Dertouzos was often lumped with leading futurists like Ray Kurzweil, George Gilder, Bill Joy and Marvin Minsky. But he stood apart from his contemporaries because running through his books, speeches and interviews was an urgent sociopolitical undercurrent that would have seemed Orwellian had it not been tempered by a gritty optimism.
He detested hype and vigorously attacked any hint of romantic abstraction about computers and networks. “I hate the term cyberspace, ” he once told me. “Where is cyberspace? You cant show it to me. Its an unnecessary abstraction. Whats wrong with the simple word network?” When I asked him if that meant he would also reject the term “mind” in favor of “brain,” he laughed and allowed, “Maybe I would.” Yet this just-the-facts-maam scientist and engineer insisted the Internet was a world-altering social and economic leap for people, and he evangelized information technology as a democratizing influence that would eventually undermine tyranny.
“The primary force is the people – whether they want to partake of the economic miracle in the world,” he told Interactive Week in an interview for our international issue last November. “If so, theyve got to play by the rules of the economic miracle, which are predominantly democratic nations. So I dont see the notion of dictatorship surviving beyond a couple of decades.”
Dertouzos social consciousness was born in Athens, where this son of a Greek navy admiral grew up in the political and economic turmoil that was Greece during World War II and in the decades that followed. The suffering he witnessed firsthand as a child and young adult etched in him a permanent sensibility that manifested itself in everything he wrote. His final book, published this year by HarperCollins, was titled The Unfinished Revolution: Human-Centered Computers and What They Can Do for Us. Its central theme is that computers are poorly integrated into our lives and demand too much of our attention.
That same fervor for human utility in technology design led Dertouzos in 1999 to organize collaboration between MITs Laboratory for Computer Science and its Artificial Intelligence Lab on a project called Oxygen. The premise, he told an audience gathered for LCS 35th birthday celebration that year, was that computing had to evolve from a human/machine interface to a technology that was transparent and fully integrated into our lives – “as natural a part of our environment as the air we breathe.”

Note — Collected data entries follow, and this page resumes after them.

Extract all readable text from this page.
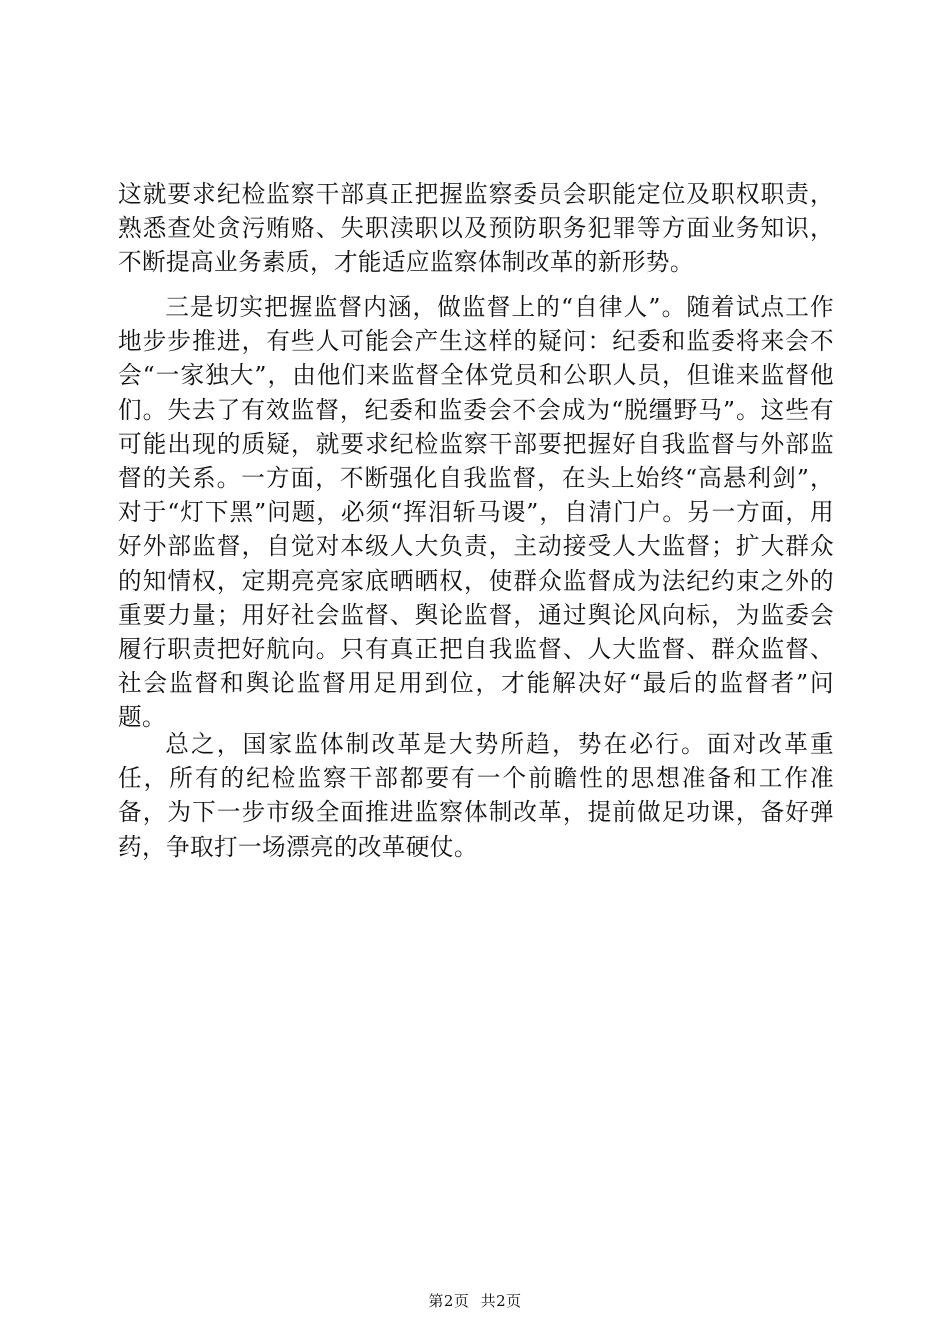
这就要求纪检监察干部真正把握监察委员会职能定位及职权职责，熟悉查处贪污贿赂、失职渎职以及预防职务犯罪等方面业务知识，不断提高业务素质，才能适应监察体制改革的新形势。

三是切实把握监督内涵，做监督上的“自律人”。随着试点工作地步步推进，有些人可能会产生这样的疑问：纪委和监委将来会不会“一家独大”，由他们来监督全体党员和公职人员，但谁来监督他们。失去了有效监督，纪委和监委会不会成为“脱缰野马”。这些有可能出现的质疑，就要求纪检监察干部要把握好自我监督与外部监督的关系。一方面，不断强化自我监督，在头上始终“高悬利剑”，对于“灯下黑”问题，必须“挥泪斩马谡”，自清门户。另一方面，用好外部监督，自觉对本级人大负责，主动接受人大监督；扩大群众的知情权，定期亮亮家底晒晒权，使群众监督成为法纪约束之外的重要力量；用好社会监督、舆论监督，通过舆论风向标，为监委会履行职责把好航向。只有真正把自我监督、人大监督、群众监督、社会监督和舆论监督用足用到位，才能解决好“最后的监督者”问题。

总之，国家监体制改革是大势所趋，势在必行。面对改革重任，所有的纪检监察干部都要有一个前瞻性的思想准备和工作准备，为下一步市级全面推进监察体制改革，提前做足功课，备好弹药，争取打一场漂亮的改革硬仗。

第2页 共2页
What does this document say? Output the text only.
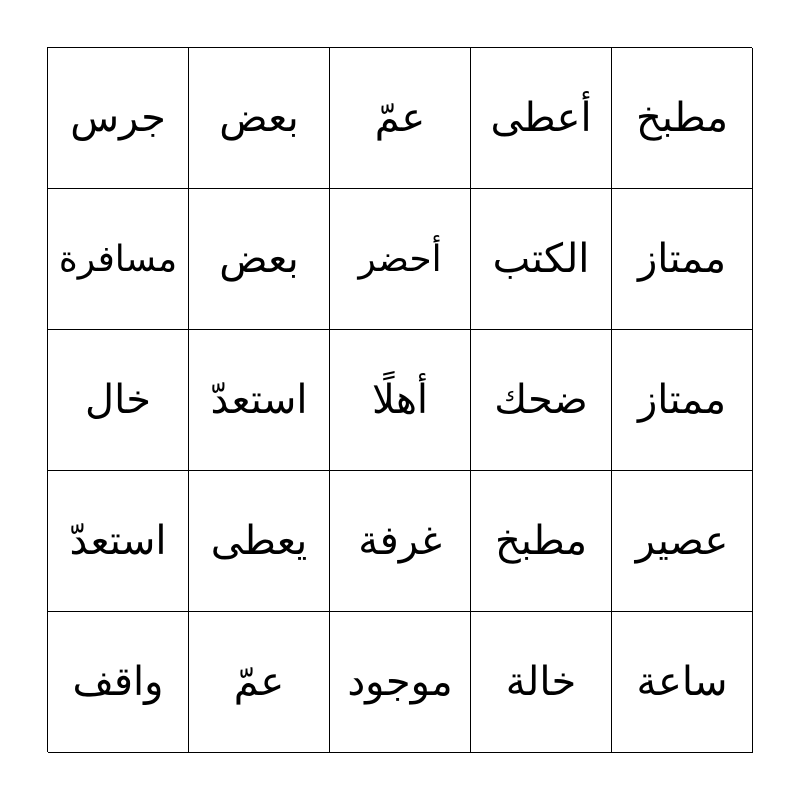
جرس	بعض	عمّ	أعطى	مطبخ
مسافرة	بعض	أحضر	الكتب	ممتاز
خال	استعدّ	أهلًا	ضحك	ممتاز
استعدّ	يعطى	غرفة	مطبخ	عصير
واقف	عمّ	موجود	خالة	ساعة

In a tribute that Interactive Week will publish next week, Kurzweil wrote: “I cannot think of anyone else who contributed in as many diverse ways, all of which were infused with his humanitarian concern and optimism.” He recalled sparring most recently with Dertouzos in a series of point-counterpoints over Bill Joys assertion that certain areas of research should be abandoned because of the dangers they pose. While they countered Joy from different perspectives, “we were fully in agreement,” Kurzweil recalled, “on Michaels closing statement, which sums up his own pioneering contributions: This process [of applying our knowledge] will serve us best if, alongside our most promising technologies, we bring our full humanity, augmenting our rational powers with our feelings, our actions and our faith. “
In the end, I can think of no better epitaph for Michael Dertouzos than the words he himself chose to articulate the mission of LCS.
“We feel extraordinarily privileged to have a hand in shaping the Information Revolution – the third major socioeconomic movement of our world,” he wrote. “But our quest goes beyond utilitarian increases in human productivity to the broader ways in which information can help people. We find ourselves in the junction of two interrelated challenges: Going after the best, most exciting, forefront technology; and ensuring that it truly serves human needs.”